Namun perbatasan Rafah tidak beroperasi lagi sejak Israel merebutnya pada Mei lalu. Menurut otoritas di Gaza, penutupan pintu masuk Rafah ini menyebabkan kematian 1.000 warga Palestina, yang nyawa mereka bisa diselamatkan dengan bantuan kemanusiaan atau evakuasi jika perbatasan tersebut dibuka.
Ada 25.000 warga Palestina di Gaza yang sakit atau terluka yang perlu segera dievakuasi ke luar negeri untuk pengobatan, jelas kantor media pemerintah Gaza.
Kehilangan "Keuntungan Ekonomi"
Mesir juga kehilangan sebagian besar pengaruhnya di Gaza ketika Israel menyita dan menutup penyeberangan Rafah. Diplomat Mesir tersebut mengatakan beberapa tokoh berpengaruh di Mesir kehilangan “keuntungan ekonomi” ketika perbatasan Rafah ditutup.
Sebelum Israel menutup perbatasan tersebut, sebuah perusahaan milik pengusaha Mesir berpengaruh dan sekutu Presiden Abdel Fattah el-Sisi menghasilkan sekitar USD2 juta atau sekitar Rp30 miliar per hari dari warga Palestina yang melarikan diri dari Gaza.
Hala Consulting and Tourism Services, sebuah perusahaan yang dimiliki oleh pemimpin suku Sinai dan taipan bisnis Ibrahim al-Organi, mengenakan biaya kepada warga Palestina yang memasuki Mesir setidaknya USD5.000 (sekitar Rp77 juta) per orang dewasa dan USD2.500 (sekitar Rp38 juta) untuk anak-anak di bawah 16 tahun.
Perusahaan Organi adalah satu-satunya layanan yang tersedia bagi warga Palestina yang mencoba melarikan diri dari perang Israel, yang telah menewaskan lebih dari 40.000 orang sejak Oktober 2023.

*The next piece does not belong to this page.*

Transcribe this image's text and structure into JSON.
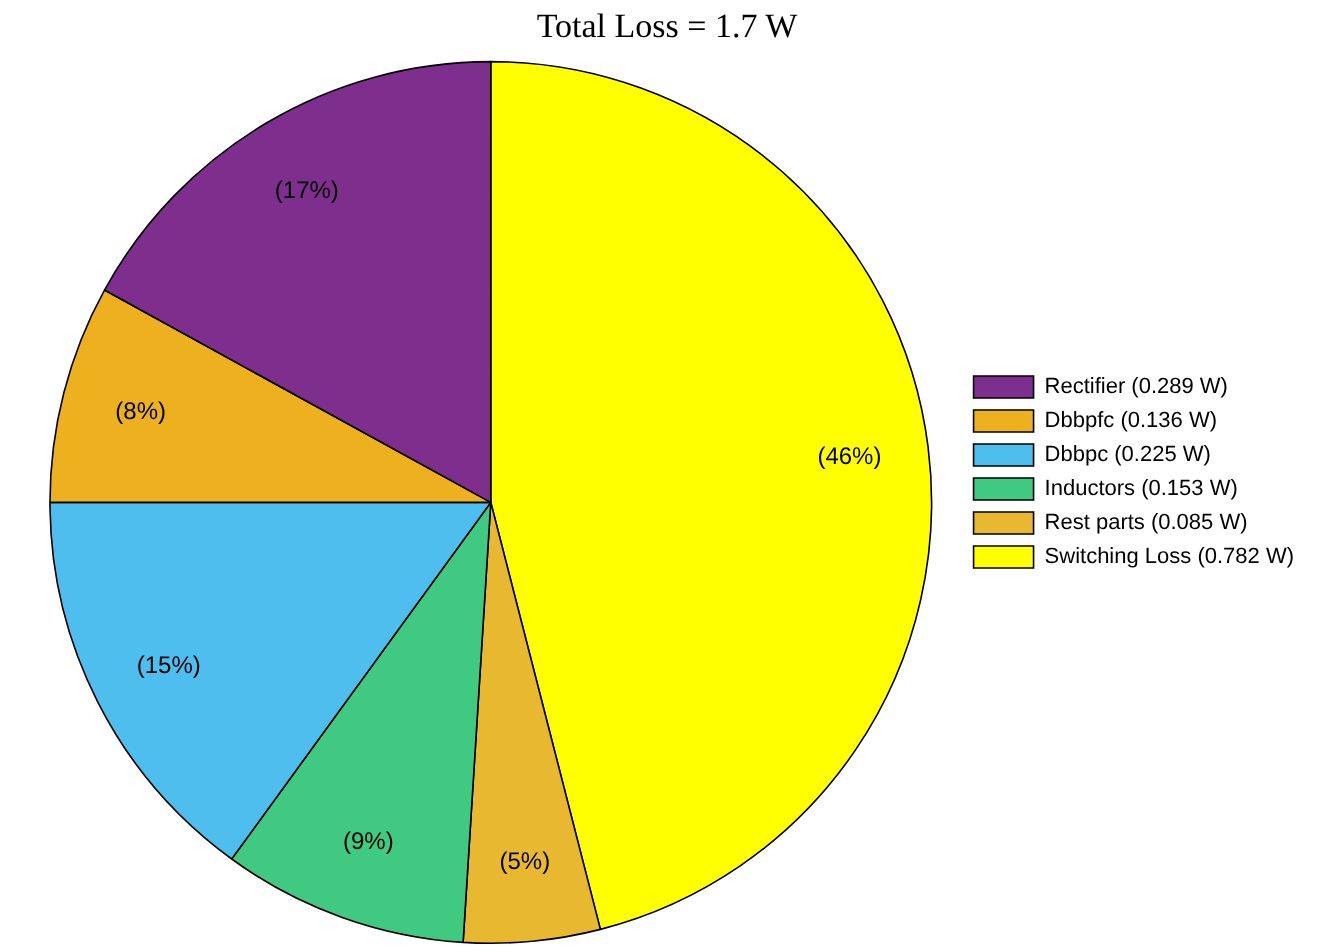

Diplomat itu mengatakan beberapa orang yang mendapat keuntungan dari penyeberangan selama perang terlibat dalam negosiasi dengan Israel, meski dia tidak merinci siapa saja yang terlibat.
Menurut sumber diplomatik tersebut, Mesir melunakkan sikap mereka di perbatasan karena tekanan besar dari Israel dan Amerika, terutama karena Mesir mengimpor sejumlah besar energi dari Israel dan sedang mengalami krisis listrik.